Careful consideration of these two in terms of the objective of the business is critical from the start of architecting and designing a cloud. If these concepts are not addressed from the beginning, a business may find itself locked into an inadequate or inappropriate architecture.

Sub-components

Sub-components allow a company to begin to address questions of Service Level Agreement (SLA) management and topics such as rapid provisioning and resource changes. 

  • SLA management – Is the business going to watch metrics in-house and ensure that they are receiving service from their provider, or should there be a  third party, e.g., a service broker? A service broker would help negotiate the original contract and provide continued management of the service in terms of monitoring the service metrics and possibly more services.
  • Rapid provisioning – The cloud is a different environment that does not suit a lot of the old change management methods. Would it make sense to implement automation tools to help with managing changes to the cloud infrastructure?
  • Resource changes – It is necessary to update configurations and set some devices aside for repair.
     

Cloud security architecture

In cloud security architecture, the security elements are added to the cloud architecture. Cloud security always involves a shared responsibility between the cloud provider and the cloud consumer. The division of responsibility depends on the type of cloud structure that is being used: IaaS, PaaS, or SaaS.  There is a division of responsibility imagined by ISO, NIST and even the Cloud Security Alliance (CSA), but in the end, it will be determined by the cloud provider and customer and written into the contract.

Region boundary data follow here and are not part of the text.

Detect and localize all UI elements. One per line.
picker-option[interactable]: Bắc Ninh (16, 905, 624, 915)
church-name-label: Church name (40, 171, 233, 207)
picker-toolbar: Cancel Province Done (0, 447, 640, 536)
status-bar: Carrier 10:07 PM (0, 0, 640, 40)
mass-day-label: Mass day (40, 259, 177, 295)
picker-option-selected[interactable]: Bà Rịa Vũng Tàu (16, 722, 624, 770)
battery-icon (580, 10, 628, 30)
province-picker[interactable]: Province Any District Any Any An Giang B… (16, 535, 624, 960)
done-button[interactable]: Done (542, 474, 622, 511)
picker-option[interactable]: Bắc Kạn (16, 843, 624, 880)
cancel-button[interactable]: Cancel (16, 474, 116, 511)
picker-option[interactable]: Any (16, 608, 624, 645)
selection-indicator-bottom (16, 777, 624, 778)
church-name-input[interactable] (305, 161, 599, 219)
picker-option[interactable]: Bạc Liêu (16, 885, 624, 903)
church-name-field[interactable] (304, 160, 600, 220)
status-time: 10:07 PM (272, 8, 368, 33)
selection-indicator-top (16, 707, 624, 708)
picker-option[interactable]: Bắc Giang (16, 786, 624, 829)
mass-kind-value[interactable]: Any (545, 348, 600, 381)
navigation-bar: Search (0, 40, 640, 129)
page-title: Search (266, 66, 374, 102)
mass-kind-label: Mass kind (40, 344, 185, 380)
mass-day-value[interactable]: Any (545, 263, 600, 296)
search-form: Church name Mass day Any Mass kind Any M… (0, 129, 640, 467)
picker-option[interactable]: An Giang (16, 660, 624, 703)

A risk assessment needs to be done by the cloud customer to ensure they understand the consequences of using any form of cloud. If you’re not building your own cloud in your own data center, then the contract would or should state who is responsible for what, or at a minimum, what you can rely on the cloud provider for.

Security best practices

Here are some security controls to consider when designing or using a cloud solution:

  • Multifactor Authentication (MFA) – It is highly recommended that you use MFA on all accounts. 
  • Data classification – It is critical today to understand the data that you have within your cloud and how sensitive it is. There are tools that will help discover things like personally identifiable information within data storage. They, or a more manual process, could be used, but either way, it needs to be done.
  • Identification and authentication – It is critical to control access from all actors using or within the cloud. This is not just users and administrators but also software, APIs, functions that access other software, or data.
  • Create separate and controlled accounts for administrators – The primary account for the business should not be the one used by the administrators. If that account is compromised, everything could be lost.
  • Log – Log everything you can and set metrics to alert administrators to suspicious or dangerous conditions.